Tech PR does though need to move on from its Noughties image as an ‘art form’ disconnected from the real work of marketing, which is to sell more. This point became crystal clear at the excellent 10th annual TechTarget ROI Summit, attended by Positive. A marketing director asked Bryan Glick, the long-standing editor of TechTarget’s jewel in the crown, Computer Weekly, this seminal question.

Why should I pay my PR agency to achieve editorial coverage and then pay again for TechTarget’s commercial team to promote my message directly to its community?”

The answer was at once reassuring and, perhaps predictably, unsatisfying, ‘You should do both”. However, budget is budget and so doing both is often not an option.
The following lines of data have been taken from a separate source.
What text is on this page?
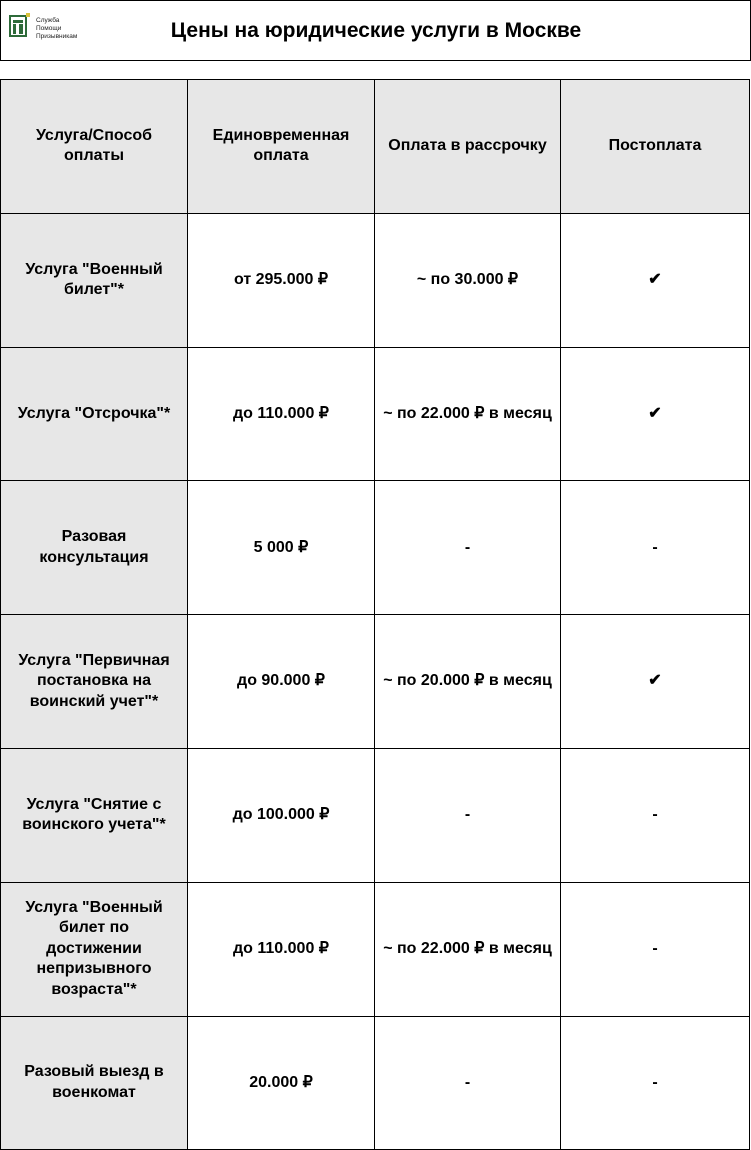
Служба
Помощи
Призывникам	Цены на юридические услуги в Москве
Услуга/Способ оплаты	Единовременная оплата	Оплата в рассрочку	Постоплата
Услуга "Военный билет"*	от 295.000 ₽	~ по 30.000 ₽	✔
Услуга "Отсрочка"*	до 110.000 ₽	~ по 22.000 ₽ в месяц	✔
Разовая консультация	5 000 ₽	-	-
Услуга "Первичная постановка на воинский учет"*	до 90.000 ₽	~ по 20.000 ₽ в месяц	✔
Услуга "Снятие с воинского учета"*	до 100.000 ₽	-	-
Услуга "Военный билет по достижении непризывного возраста"*	до 110.000 ₽	~ по 22.000 ₽ в месяц	-
Разовый выезд в военкомат	20.000 ₽	-	-
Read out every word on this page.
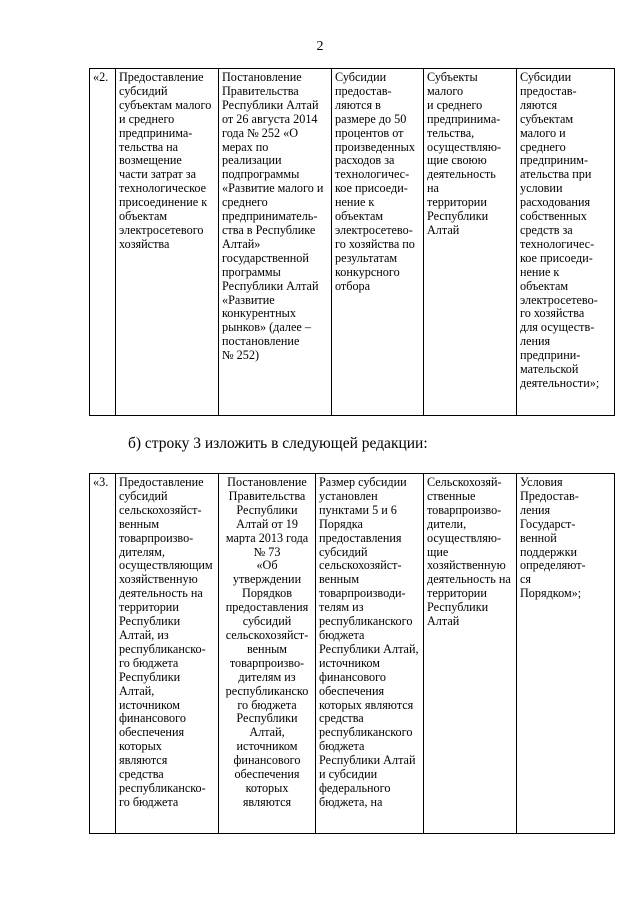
2
«2.	Предоставление
субсидий
субъектам малого
и среднего
предпринима-
тельства на
возмещение
части затрат за
технологическое
присоединение к
объектам
электросетевого
хозяйства

Постановление
Правительства
Республики Алтай
от 26 августа 2014
года № 252 «О
мерах по
реализации
подпрограммы
«Развитие малого и
среднего
предприниматель-
ства в Республике
Алтай»
государственной
программы
Республики Алтай
«Развитие
конкурентных
рынков» (далее –
постановление
№ 252)

Субсидии
предостав-
ляются в
размере до 50
процентов от
произведенных
расходов за
технологичес-
кое присоеди-
нение к
объектам
электросетево-
го хозяйства по
результатам
конкурсного
отбора

Субъекты
малого
и среднего
предпринима-
тельства,
осуществляю-
щие своюю
деятельность
на
территории
Республики
Алтай

Субсидии
предостав-
ляются
субъектам
малого и
среднего
предприним-
ательства при
условии
расходования
собственных
средств за
технологичес-
кое присоеди-
нение к
объектам
электросетево-
го хозяйства
для осуществ-
ления
предприни-
мательской
деятельности»;
б) строку 3 изложить в следующей редакции:
«3.	Предоставление
субсидий
сельскохозяйст-
венным
товарпроизво-
дителям,
осуществляющим
хозяйственную
деятельность на
территории
Республики
Алтай, из
республиканско-
го бюджета
Республики
Алтай,
источником
финансового
обеспечения
которых
являются
средства
республиканско-
го бюджета

Постановление
Правительства
Республики
Алтай от 19
марта 2013 года
№ 73
«Об
утверждении
Порядков
предоставления
субсидий
сельскохозяйст-
венным
товарпроизво-
дителям из
республиканско
го бюджета
Республики
Алтай,
источником
финансового
обеспечения
которых
являются

Размер субсидии
установлен
пунктами 5 и 6
Порядка
предоставления
субсидий
сельскохозяйст-
венным
товарпроизводи-
телям из
республиканского
бюджета
Республики Алтай,
источником
финансового
обеспечения
которых являются
средства
республиканского
бюджета
Республики Алтай
и субсидии
федерального
бюджета, на

Сельскохозяй-
ственные
товарпроизво-
дители,
осуществляю-
щие
хозяйственную
деятельность на
территории
Республики
Алтай

Условия
Предостав-
ления
Государст-
венной
поддержки
определяют-
ся
Порядком»;
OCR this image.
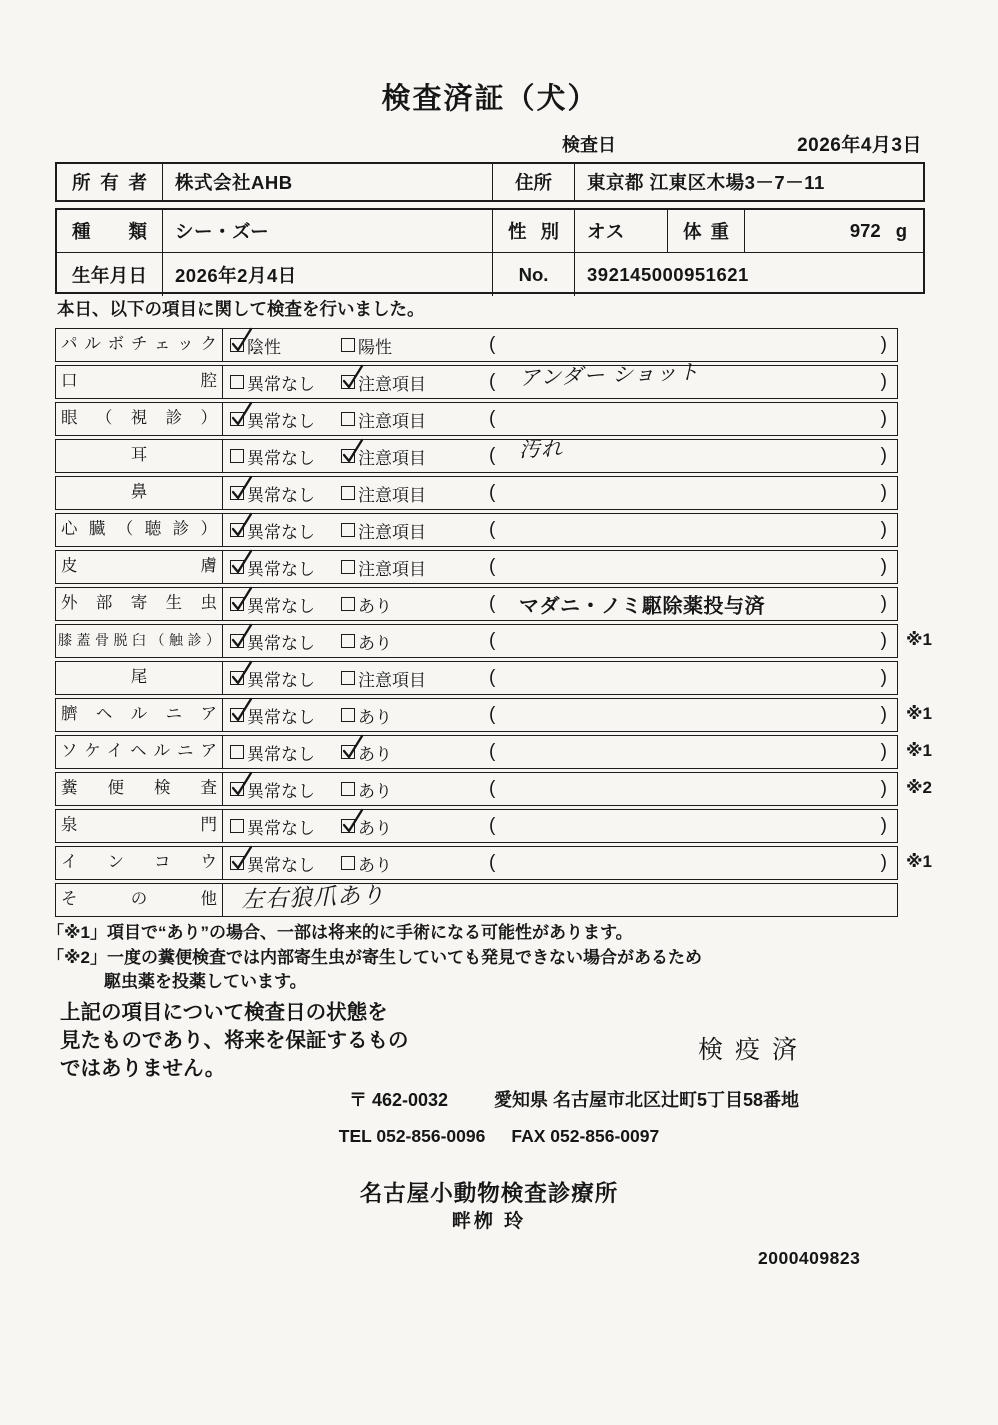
検査済証（犬）
検査日	2026年4月3日
所有者	株式会社AHB	住所	東京都 江東区木場3－7－11
種類	シー・ズー	性別	オス	体重	972 g
生年月日	2026年2月4日	No.	392145000951621
本日、以下の項目に関して検査を行いました。
パルボチェック	陰性	陽性	(	)
口腔	異常なし	注意項目	(	)
アンダー ショット
眼（視診）	異常なし	注意項目	(	)
耳	異常なし	注意項目	(	)
汚れ
鼻	異常なし	注意項目	(	)
心臓（聴診）	異常なし	注意項目	(	)
皮膚	異常なし	注意項目	(	)
外部寄生虫	異常なし	あり	(	)
マダニ・ノミ駆除薬投与済
膝蓋骨脱臼（触診） 異常なし	あり	(	) ※1
尾	異常なし	注意項目	(	)
臍ヘルニア	異常なし	あり	(	) ※1
ソケイヘルニア	異常なし	あり	(	) ※1
糞便検査	異常なし	あり	(	) ※2
泉門	異常なし	あり	(	)
インコウ	異常なし	あり	(	) ※1
その他 左右狼爪あり
「※1」項目で“あり”の場合、一部は将来的に手術になる可能性があります。
「※2」一度の糞便検査では内部寄生虫が寄生していても発見できない場合があるため
駆虫薬を投薬しています。
上記の項目について検査日の状態を
見たものであり、将来を保証するもの
ではありません。
検疫済
〒 462-0032	愛知県 名古屋市北区辻町5丁目58番地
TEL 052-856-0096 FAX 052-856-0097
名古屋小動物検査診療所
畔栁 玲
2000409823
A less-nuanced and more pragmatic, view is.

  1. “PR” was never just about media relations
  2. Publishers need PRs now more than ever
  3. Vendors stand to gain from the changing roles of both PR and Publishers

To explain, let’s break the traditional role of PR into three; its two traditional ‘buyers’, Tech Vendors and Tech Publishers, and the Technology PR consultants some now view as disposable

FOR PUBLISHERS
Publishers create the editorial stories which kick off many ‘customer journeys’ towards a sale. They seldom create these stories alone. Without access to ‘Free at the point of delivery’ research and offers of access to busy executives, producing this compelling ‘top of funnel’ editorial content would be a struggle. With budgets on the wane for journalists, their ‘little helpers’ from PR are big moneysavers.

FOR PR FIRMS
Despite the kind words, savvy PRs know publishers do represent a new competitor for our clients’ hard-earned marketing spend. Prestigious publisher platforms, like TechTarget, provide great data points to help tech marketers hone their content. However, skilled PRs can take a view across multiple publishers, ensuring their clients’ content is visible where and when relevant buyers are consuming media. This is a core new PR skillset.

FOR VENDORS
To date, too many tech vendors see PR agencies as bringing value by dint of their ‘magic Black Book’ of contacts. This is outdated. Passive PR pushing of corporate releases no longer works, if it ever did.

A key role of PR today is to help tech firms shape their ‘Top of Funnel’ content based on their unrivalled exposure to the news agenda. If stories appeal to journalists it will likely also stimulate customer responses too. Not always, but often enough to make this a core consideration for Lead Generation.

With more B2B content available from more sources than ever, PR has a new, more involved, role in content creation and curation. It’s no longer as valuable as it once was. It is more valuable than ever.